Shaheen and Hassan Introduce Bipartisan Legislation to Combat Sexual Harassment in Congress, Bring Transparency and Accountability to Sexual Harassment Reporting ProcessDecember 15, 2017
**Congressional Harassment Reform Act would overhaul current reporting process for victims of harassment in Congress, end required secrecy and require Members of Congress found liable for harassment to pay settlements out of their own pocket**
(Washington, DC) – U.S. Senators Jeanne Shaheen (D-NH) and Maggie Hassan (D-NH) helped introduce bipartisan legislation that would overhaul the current process that victims of harassment in Congress must go through when reporting a claim. The current process for victims of harassment in Congress lacks transparency and is difficult to navigate. This legislation, the Congressional Harassment Reform Act, would bring transparency and accountability to the current process by extending protections to interns and fellows, eliminating forced mediation, ending the current required secrecy in the process by allowing victims to speak publicly about their case, requiring Members of Congress found personally liable for harassment to pay settlements out of their own pockets and improving systems to address harassment and discrimination in Congress. Senators Kirsten Gillibrand (D-NY), Ted Cruz (R-TX), Joni Ernst (R-IA), Dianne Feinstein (D-CA), Lisa Murkowski (R-AK), Lindsey Graham (R-SC), John Cornyn (R-TX), Claire McCaskill (D-MO), Rob Portman (R-OH), Richard Blumenthal (D-CT), Tammy Baldwin (D-WI), Mazie Hirono (D-HI), Elizabeth Warren (D-MA), Cory Booker (D-NJ), Cory Gardner (R-CO), Dan Sullivan (R-AK), Kamala Harris (D-CA) and Catherine Cortez Masto (D-NV) are original cosponsors of this legislation.
“We urgently need accountability in the halls of Congress,” said Senator Shaheen. “Those who’ve experienced sexual harassment on Capitol Hill face a daunting struggle to reach any semblance of justice and often have egregious restrictions that prevent them from speaking out. And it’s galling that the taxpayer, rather than the perpetrator, is on the hook for paying settlements. Congress must not be resistant to the awareness and accountability that is sweeping the country. This legislation makes long overdue reforms and I’m very encouraged by the bipartisan support. I urge leadership to quickly begin consideration of this important effort.”
"We know that the system in Congress for dealing with sexual harassment is broken, and we must continue working to empower all women and do everything we can to prevent sexual harassment, misconduct, and assault from occurring in the first place," Senator Hassan said. "This bipartisan bill is critical to those efforts, and I will keep working across the aisle to move this important measure forward and to help ensure a safe work environment for all."

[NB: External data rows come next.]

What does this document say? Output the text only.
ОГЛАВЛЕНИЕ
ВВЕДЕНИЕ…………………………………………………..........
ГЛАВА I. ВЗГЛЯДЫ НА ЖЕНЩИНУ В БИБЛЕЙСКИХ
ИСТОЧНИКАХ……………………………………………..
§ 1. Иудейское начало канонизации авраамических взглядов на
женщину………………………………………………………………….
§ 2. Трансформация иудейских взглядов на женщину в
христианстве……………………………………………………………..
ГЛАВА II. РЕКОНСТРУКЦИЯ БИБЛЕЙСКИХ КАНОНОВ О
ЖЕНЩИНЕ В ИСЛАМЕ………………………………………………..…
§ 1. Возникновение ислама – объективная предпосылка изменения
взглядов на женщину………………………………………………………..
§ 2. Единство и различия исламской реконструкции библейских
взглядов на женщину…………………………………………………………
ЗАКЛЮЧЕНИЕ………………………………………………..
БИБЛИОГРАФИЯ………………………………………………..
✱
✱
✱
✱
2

Specifically, the Congressional Harassment Reform Act would do the following:
- Extend protections to interns and fellows.
- Require everyone working on Capitol Hill, including Members, to take the Office of Compliance training.
- Change the name of the Office of Compliance (OOC) to the Office of Congressional Workplace Rights.
- Put victims in the driver’s seat by allowing them to choose how to resolve their complaint (e.g. counseling and mediation are both no longer mandatory) and protecting their option to discuss their claim publicly.
- Establish a Confidential Advisor to consult, on a confidential basis, with any employee who has alleged harassment or discrimination; and assist any employee who has an allegation under Title IV in understanding the procedures, and the significance of the procedures.
- Give OOC’s General Counsel the authority to conduct interviews and gather evidence regarding complaints of covered harassment and discrimination filed under this section, including interviews with former employees.
- Allow individuals to work remotely without penalty throughout proceedings.
- Improve tracking of complaints and procedures by implementing an online platform.
- If a Member of Congress is found to be personally liable for harassment or discrimination, they will be responsible for the cost of any settlement.
- If a Member of Congress is found to be personally liable for harassment or discrimination, any settlement must be approved by the appropriate Senate or House committee.
- Require that all settlements will be publicly disclosed unless the victims choose to keep them private.
- Require offices to post notices with information about employees’ rights and how to contact the Office of Compliance.
- Provide for a climate survey to identify the pervasiveness of the problem and what gaps continue to exist in its resolution.